然后继续看 moveNext() 方法:
public boolean moveNext() {
if (this.currentHistoryList == pastEvents && this.currentHistoryIndex >= pastEvents.size()) {
// 如果当前 currentHistoryList 指向的是 pastEvents,并且已经指到最后一个元素了。
// 那么 moveNext 就应该指向 this.newEvents,然后将 currentHistoryIndex 设置为0 (即指向第一个元素)
// Move forward to the next list
this.currentHistoryList = this.newEvents;
this.currentHistoryIndex = 0;
// 这意味着 pastEvents 的游历接触,即 replay 完成。
ContextImplTask.this.setDoneReplaying();
}
if (this.currentHistoryList == this.newEvents && this.currentHistoryIndex >= this.newEvents.size()) {
// 如果当前 currentHistoryList 指向的是 newEvents,并且已经指到最后一个元素了。

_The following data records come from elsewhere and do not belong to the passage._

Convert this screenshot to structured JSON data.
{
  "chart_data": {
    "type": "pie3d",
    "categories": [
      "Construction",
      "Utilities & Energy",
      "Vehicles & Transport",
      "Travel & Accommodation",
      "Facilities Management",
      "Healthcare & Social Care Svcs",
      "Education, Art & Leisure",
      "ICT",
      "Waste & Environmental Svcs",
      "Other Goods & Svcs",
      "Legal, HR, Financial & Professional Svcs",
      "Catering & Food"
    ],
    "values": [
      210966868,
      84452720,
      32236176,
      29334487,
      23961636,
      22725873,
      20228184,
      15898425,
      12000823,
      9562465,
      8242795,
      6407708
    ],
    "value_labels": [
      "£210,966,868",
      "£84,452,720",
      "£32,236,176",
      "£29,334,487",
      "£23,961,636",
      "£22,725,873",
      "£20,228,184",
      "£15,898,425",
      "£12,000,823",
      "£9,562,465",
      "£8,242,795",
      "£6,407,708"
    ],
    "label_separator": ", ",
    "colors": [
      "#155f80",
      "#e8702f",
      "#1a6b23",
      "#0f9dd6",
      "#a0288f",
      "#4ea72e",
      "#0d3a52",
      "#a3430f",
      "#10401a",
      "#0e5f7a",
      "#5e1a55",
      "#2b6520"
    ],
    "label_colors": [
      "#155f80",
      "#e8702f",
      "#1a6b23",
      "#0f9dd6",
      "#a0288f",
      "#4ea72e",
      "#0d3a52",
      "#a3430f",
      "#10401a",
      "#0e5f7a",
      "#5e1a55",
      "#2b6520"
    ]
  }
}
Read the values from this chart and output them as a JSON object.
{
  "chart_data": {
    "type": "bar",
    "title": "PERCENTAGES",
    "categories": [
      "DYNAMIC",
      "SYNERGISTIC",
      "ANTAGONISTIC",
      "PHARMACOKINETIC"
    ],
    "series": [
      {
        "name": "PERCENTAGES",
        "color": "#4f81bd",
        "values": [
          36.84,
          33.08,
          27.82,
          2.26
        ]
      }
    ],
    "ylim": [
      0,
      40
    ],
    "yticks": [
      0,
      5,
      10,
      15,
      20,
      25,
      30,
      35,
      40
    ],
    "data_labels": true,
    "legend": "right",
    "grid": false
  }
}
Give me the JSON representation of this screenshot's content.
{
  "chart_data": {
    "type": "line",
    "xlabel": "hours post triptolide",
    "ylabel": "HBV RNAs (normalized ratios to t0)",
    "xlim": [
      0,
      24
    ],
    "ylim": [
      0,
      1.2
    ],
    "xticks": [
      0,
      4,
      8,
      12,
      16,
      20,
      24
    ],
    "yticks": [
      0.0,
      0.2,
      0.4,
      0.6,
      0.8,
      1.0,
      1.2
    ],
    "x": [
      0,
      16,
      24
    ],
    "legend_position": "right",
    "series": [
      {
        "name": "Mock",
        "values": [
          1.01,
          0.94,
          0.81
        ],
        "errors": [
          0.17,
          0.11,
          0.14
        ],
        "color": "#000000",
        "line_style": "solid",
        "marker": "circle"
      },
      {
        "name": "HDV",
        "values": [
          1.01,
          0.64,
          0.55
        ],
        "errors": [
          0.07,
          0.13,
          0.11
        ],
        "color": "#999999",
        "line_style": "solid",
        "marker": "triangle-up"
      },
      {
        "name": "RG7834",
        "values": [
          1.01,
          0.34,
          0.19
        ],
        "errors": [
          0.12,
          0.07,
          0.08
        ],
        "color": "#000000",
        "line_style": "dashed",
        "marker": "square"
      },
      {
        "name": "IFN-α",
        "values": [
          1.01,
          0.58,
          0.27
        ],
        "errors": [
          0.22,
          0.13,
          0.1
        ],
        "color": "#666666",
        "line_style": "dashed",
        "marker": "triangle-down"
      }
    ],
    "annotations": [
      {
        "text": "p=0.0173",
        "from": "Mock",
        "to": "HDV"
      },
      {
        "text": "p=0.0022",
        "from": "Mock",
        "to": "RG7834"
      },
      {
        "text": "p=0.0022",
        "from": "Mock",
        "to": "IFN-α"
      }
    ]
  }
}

// 此时已经完成游历,没有更多元素,返回 false 表示可以结束了。
// We're done enumerating the history
return false;
}
// Process the next event in the history
// 获取当前元素,然后 currentHistoryIndex +1 指向下一个元素
HistoryEvent next = this.currentHistoryList.get(this.currentHistoryIndex++);
// 处理事件
ContextImplTask.this.processEvent(next);
return true;
}
处理事件的代码实现在 ContextImplTask 的 processEvent() 方法中:
private void processEvent(HistoryEvent e) {
boolean overrideSuspension = e.getEventTypeCase() == HistoryEvent.EventTypeCase.EXECUTIONRESUMED || e.getEventTypeCase() == HistoryEvent.EventTypeCase.EXECUTIONTERMINATED;
if (this.isSuspended && !overrideSuspension) {
this.handleEventWhileSuspended(e);
} else {
switch (e.getEventTypeCase()) {
case ORCHESTRATORSTARTED:
Instant instant = DataConverter.getInstantFromTimestamp(e.getTimestamp());
this.setCurrentInstant(instant);
break;
case ORCHESTRATORCOMPLETED:
// No action
break;
case EXECUTIONSTARTED:
ExecutionStartedEvent startedEvent = e.getExecutionStarted();
String name = startedEvent.getName();
this.setName(name);
String instanceId = startedEvent.getOrchestrationInstance().getInstanceId();
this.setInstanceId(instanceId);
String input = startedEvent.getInput().getValue();
this.setInput(input);
TaskOrchestrationFactory factory = TaskOrchestrationExecutor.this.orchestrationFactories.get(name);
if (factory == null) {
// Try getting the default orchestrator
factory = TaskOrchestrationExecutor.this.orchestrationFactories.get("*");
}
// TODO: Throw if the factory is null (orchestration by that name doesn't exist)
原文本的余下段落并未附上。